IAG’s share price remains grounded ahead of Q1 results

IAG share price: British Airways livery on two planes

When IAG reported a £6bn loss back in February, it was no surprise given the impact on the travel sector over the last 12 months. For the year, passenger revenue fell 75.5% from €22.47bn to €5.5bn.

With the government roadmap out of lockdown pointing towards improved passenger levels during 2021, will the airline's Q1 results see an upturn? And what will the latest numbers mean for the IAG share price?

IAG share price stays grounded

The whole aviation industry was hit hard as Covid-19 swept across the world, and the damage done during 2020 has become clearer, with passenger demand dropping more than 70% compared with 2019. This has continued into 2021, with January figures remaining just as low as those last year. Despite the potential of overseas travel picking up over the summer, customers have been less enthusiastic in commiting to holiday bookings so far.

For Q1, IAG had estimated that capacity plans would be around 20% of 2019 levels, in essence meaning that the first quarter is going to be worse than Q4, which helps explain why the IAG share price has gone nowhere since those end-of-year results were released.

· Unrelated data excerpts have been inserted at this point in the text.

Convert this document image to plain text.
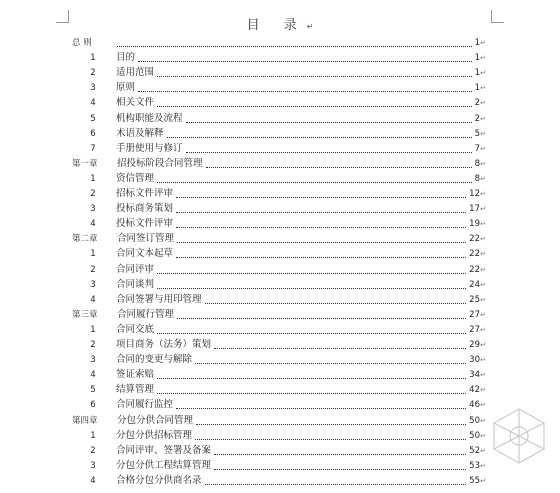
目 录↵
总 则	1 ↵
1	目的	1 ↵
2	适用范围	1 ↵
3	原则	1 ↵
4	相关文件	2 ↵
5	机构职能及流程	2 ↵
6	术语及解释	5 ↵
7	手册使用与修订	7 ↵
第一章	招投标阶段合同管理	8 ↵
1	资信管理	8 ↵
2	招标文件评审	12 ↵
3	投标商务策划	17 ↵
4	投标文件评审	19 ↵
第二章	合同签订管理	22 ↵
1	合同文本起草	22 ↵
2	合同评审	22 ↵
3	合同谈判	24 ↵
4	合同签署与用印管理	25 ↵
第三章	合同履行管理	27 ↵
1	合同交底	27 ↵
2	项目商务（法务）策划	29 ↵
3	合同的变更与解除	30 ↵
4	签证索赔	34 ↵
5	结算管理	42 ↵
6	合同履行监控	46 ↵
第四章	分包分供合同管理	50 ↵
1	分包分供招标管理	50 ↵
2	合同评审、签署及备案	52 ↵
3	分包分供工程结算管理	53 ↵
4	合格分包分供商名录	55 ↵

On a positive note, the IAG share price is still well up from the lows of 2020, when it dropped below 100p, as investors react to the impressive vaccination figures in the UK, and the gradual removal of lockdown restrictions. As news filtered through that the EU were looking to loosen restrictions for passengers that had been vaccinated, or coming from low-risk countries, the IAG share price rose 3% this week.

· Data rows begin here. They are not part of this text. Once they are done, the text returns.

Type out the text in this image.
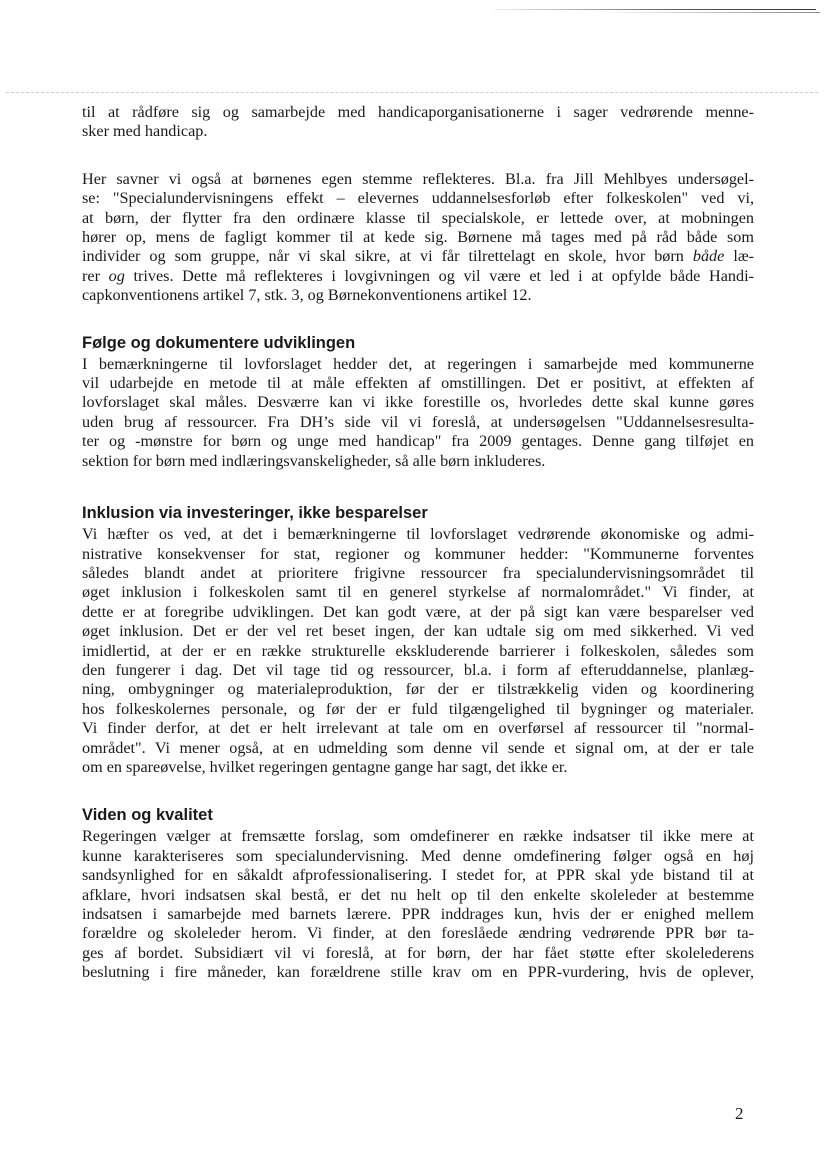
til at rådføre sig og samarbejde med handicaporganisationerne i sager vedrørende menne-
sker med handicap.
Her savner vi også at børnenes egen stemme reflekteres. Bl.a. fra Jill Mehlbyes undersøgel-
se: "Specialundervisningens effekt – elevernes uddannelsesforløb efter folkeskolen" ved vi,
at børn, der flytter fra den ordinære klasse til specialskole, er lettede over, at mobningen
hører op, mens de fagligt kommer til at kede sig. Børnene må tages med på råd både som
individer og som gruppe, når vi skal sikre, at vi får tilrettelagt en skole, hvor børn både læ-
rer og trives. Dette må reflekteres i lovgivningen og vil være et led i at opfylde både Handi-
capkonventionens artikel 7, stk. 3, og Børnekonventionens artikel 12.
Følge og dokumentere udviklingen
I bemærkningerne til lovforslaget hedder det, at regeringen i samarbejde med kommunerne
vil udarbejde en metode til at måle effekten af omstillingen. Det er positivt, at effekten af
lovforslaget skal måles. Desværre kan vi ikke forestille os, hvorledes dette skal kunne gøres
uden brug af ressourcer. Fra DH’s side vil vi foreslå, at undersøgelsen "Uddannelsesresulta-
ter og -mønstre for børn og unge med handicap" fra 2009 gentages. Denne gang tilføjet en
sektion for børn med indlæringsvanskeligheder, så alle børn inkluderes.
Inklusion via investeringer, ikke besparelser
Vi hæfter os ved, at det i bemærkningerne til lovforslaget vedrørende økonomiske og admi-
nistrative konsekvenser for stat, regioner og kommuner hedder: "Kommunerne forventes
således blandt andet at prioritere frigivne ressourcer fra specialundervisningsområdet til
øget inklusion i folkeskolen samt til en generel styrkelse af normalområdet." Vi finder, at
dette er at foregribe udviklingen. Det kan godt være, at der på sigt kan være besparelser ved
øget inklusion. Det er der vel ret beset ingen, der kan udtale sig om med sikkerhed. Vi ved
imidlertid, at der er en række strukturelle ekskluderende barrierer i folkeskolen, således som
den fungerer i dag. Det vil tage tid og ressourcer, bl.a. i form af efteruddannelse, planlæg-
ning, ombygninger og materialeproduktion, før der er tilstrækkelig viden og koordinering
hos folkeskolernes personale, og før der er fuld tilgængelighed til bygninger og materialer.
Vi finder derfor, at det er helt irrelevant at tale om en overførsel af ressourcer til "normal-
området". Vi mener også, at en udmelding som denne vil sende et signal om, at der er tale
om en spareøvelse, hvilket regeringen gentagne gange har sagt, det ikke er.
Viden og kvalitet
Regeringen vælger at fremsætte forslag, som omdefinerer en række indsatser til ikke mere at
kunne karakteriseres som specialundervisning. Med denne omdefinering følger også en høj
sandsynlighed for en såkaldt afprofessionalisering. I stedet for, at PPR skal yde bistand til at
afklare, hvori indsatsen skal bestå, er det nu helt op til den enkelte skoleleder at bestemme
indsatsen i samarbejde med barnets lærere. PPR inddrages kun, hvis der er enighed mellem
forældre og skoleleder herom. Vi finder, at den foreslåede ændring vedrørende PPR bør ta-
ges af bordet. Subsidiært vil vi foreslå, at for børn, der har fået støtte efter skolelederens
beslutning i fire måneder, kan forældrene stille krav om en PPR-vurdering, hvis de oplever,
2
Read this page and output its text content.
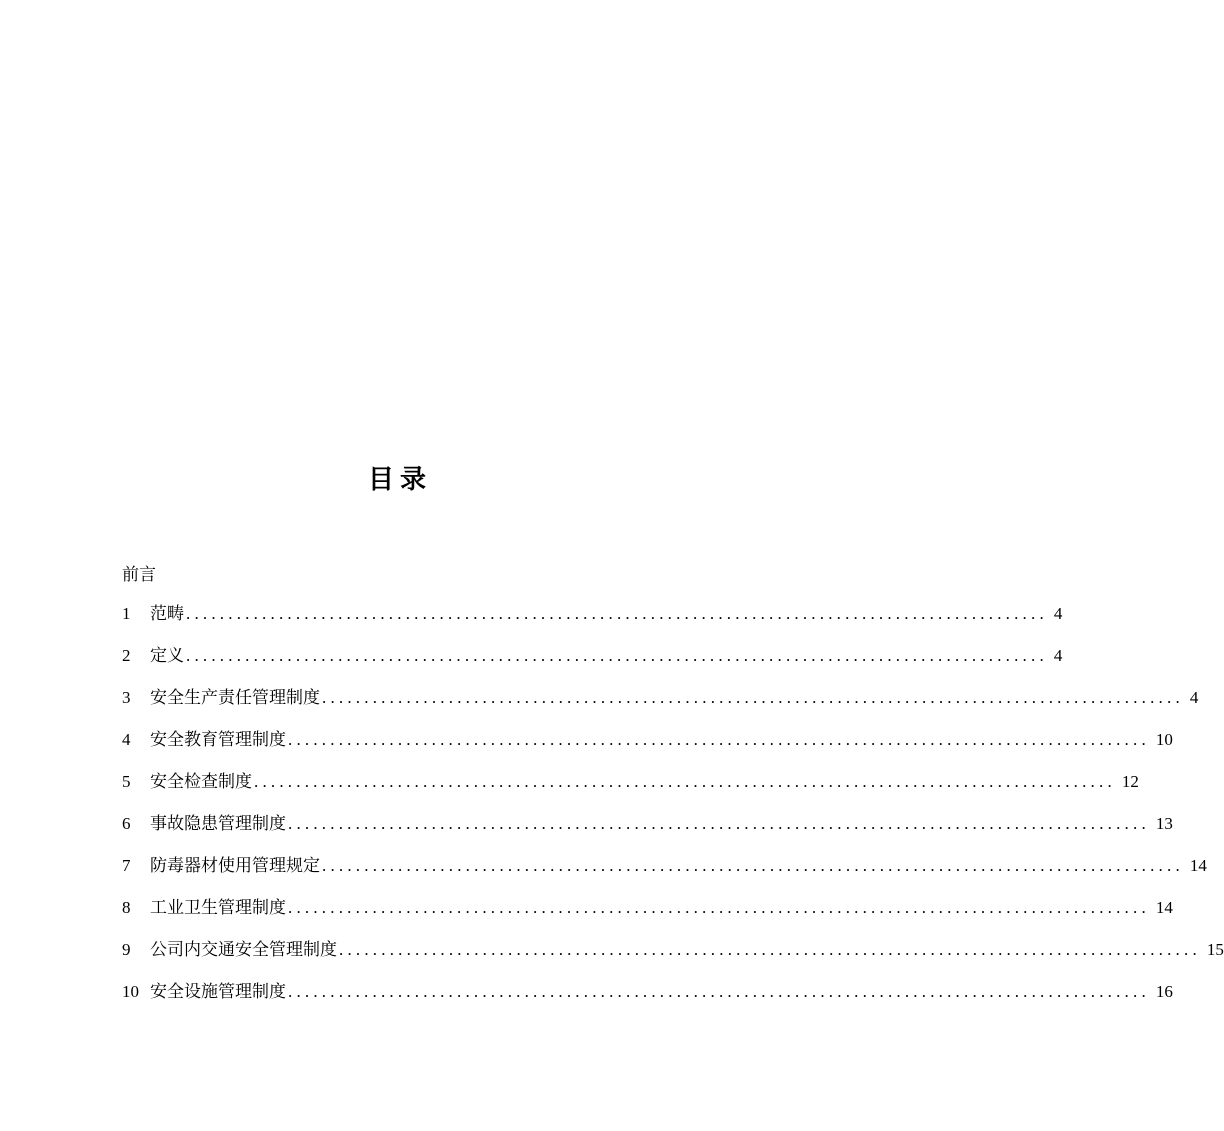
目录
前言
1	范畴 ...................................................................................................... 4
2	定义 ...................................................................................................... 4
3	安全生产责任管理制度 ...................................................................................................... 4
4	安全教育管理制度 ...................................................................................................... 10
5	安全检查制度 ...................................................................................................... 12
6	事故隐患管理制度 ...................................................................................................... 13
7	防毒器材使用管理规定 ...................................................................................................... 14
8	工业卫生管理制度 ...................................................................................................... 14
9	公司内交通安全管理制度 ...................................................................................................... 15
10 安全设施管理制度 ...................................................................................................... 16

The UK’s trade minister Liz Truss has said that she doesn’t think it will be long before restrictions are loosened, but that people looking to book a holiday should be cautious: “I would encourage people to wait until we make that announcement.”

Short-haul set to have advantage

IAG, parent company of British Airways, Aer Lingus and Iberia, hasn’t offered any guidance for this year, and with the international travel outlook still uncertain with the surge in cases in places like India, short-haul appears to have an advantage over long-haul carriers in the here and now.

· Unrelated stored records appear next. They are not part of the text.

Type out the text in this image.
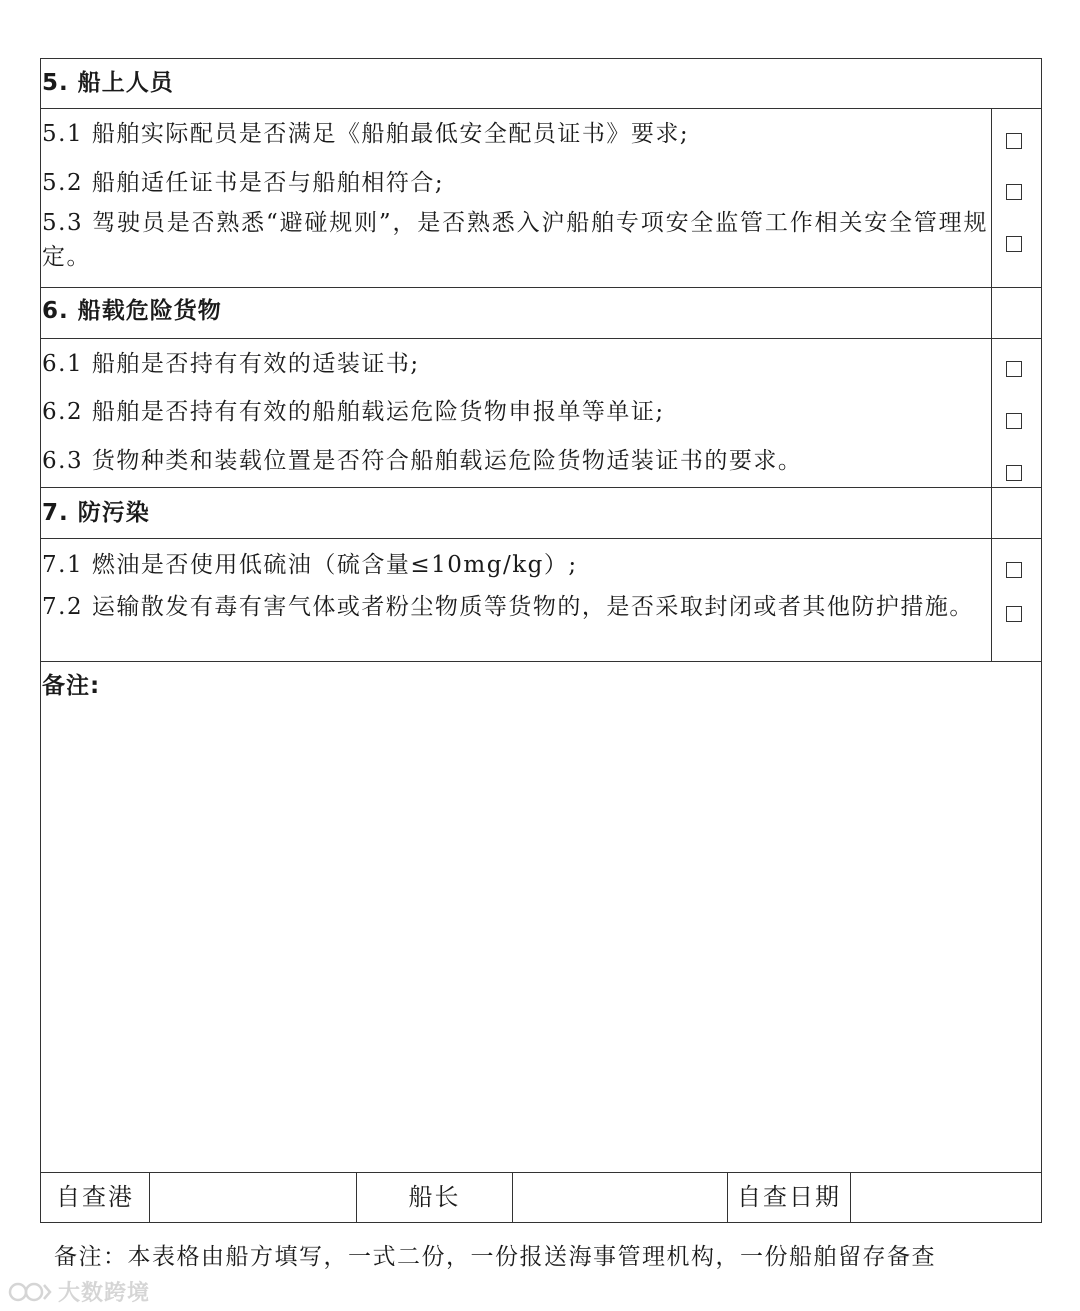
5. 船上人员
5.1 船舶实际配员是否满足《船舶最低安全配员证书》要求;
5.2 船舶适任证书是否与船舶相符合;
5.3 驾驶员是否熟悉“避碰规则”，是否熟悉入沪船舶专项安全监管工作相关安全管理规定。
6. 船载危险货物
6.1 船舶是否持有有效的适装证书;
6.2 船舶是否持有有效的船舶载运危险货物申报单等单证;
6.3 货物种类和装载位置是否符合船舶载运危险货物适装证书的要求。
7. 防污染
7.1 燃油是否使用低硫油（硫含量≤10mg/kg）;
7.2 运输散发有毒有害气体或者粉尘物质等货物的，是否采取封闭或者其他防护措施。
备注:
自查港	船长	自查日期
备注：本表格由船方填写，一式二份，一份报送海事管理机构，一份船舶留存备查
大数跨境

Its main problem will be getting the same levels of long-haul business travel that it had before the pandemic. This is where most big carriers make their money, and it's here that normal service may well take a little longer to return to the same levels as 2019.

There has been talk in the last few days of a transatlantic travel corridor being opened with the US, where vaccination levels are running at similar levels. This would be very welcome, and should offer a boost for Q2, at a time when the long-haul market may take longer to resume than the short-haul market.

IAG is set to release its latest figures on Friday at 7am. What will the Q1 results mean for the IAG share price?